Prove that the expected value of a negative binomial distribution is r/p.

Question

I've done most of the work but I am now stuck. I started by saying I've gotten too $$E[X] = \frac{r}{p} \sum_{k=r}^{\infty} p \binom{k}{r} p^r(1-p)^{k-r}.$$ I know I need to show that the summation is equal to 1 but I'm not sure how to do that.

Answer 1

I suggest totally probabilistic approach to problem.

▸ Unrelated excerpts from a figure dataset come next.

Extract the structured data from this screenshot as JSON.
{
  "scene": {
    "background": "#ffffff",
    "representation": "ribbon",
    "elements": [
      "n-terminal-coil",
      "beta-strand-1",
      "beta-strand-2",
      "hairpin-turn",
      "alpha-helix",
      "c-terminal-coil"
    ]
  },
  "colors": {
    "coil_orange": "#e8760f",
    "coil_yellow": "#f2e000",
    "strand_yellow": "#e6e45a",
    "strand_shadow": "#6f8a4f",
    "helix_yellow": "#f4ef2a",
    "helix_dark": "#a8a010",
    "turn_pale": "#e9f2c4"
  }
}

We know that the Negative binomial distribution is actually sum of several (in this case $r$) independent Geometrical distributions.

Then let $X$~$NB(r,p)$ and $Y_1,.., Y_r$~$Geometric(p)$.

$$\mathbb{E}[X]=\mathbb{E}[\sum_{k=1}^rY_k]=\sum_{k=1}^r\mathbb{E}[Y_k]=\sum_{k=1}^r \frac{1}{p}=\frac{r}{p}. $$

Answer 2

Hint: consider that $$\forall x\in(-1,1),\qquad \sum_{k\geq r}\binom{k}{r}x^{k-r} = \frac{1}{(1-x)^{r+1}}\tag{1}$$ since we have $\sum_{k=r}^{R}\binom{k}{r}=\binom{R+1}{k+1}$.

What happens if we differentiate both sides of $(1)$ with respect to $x$?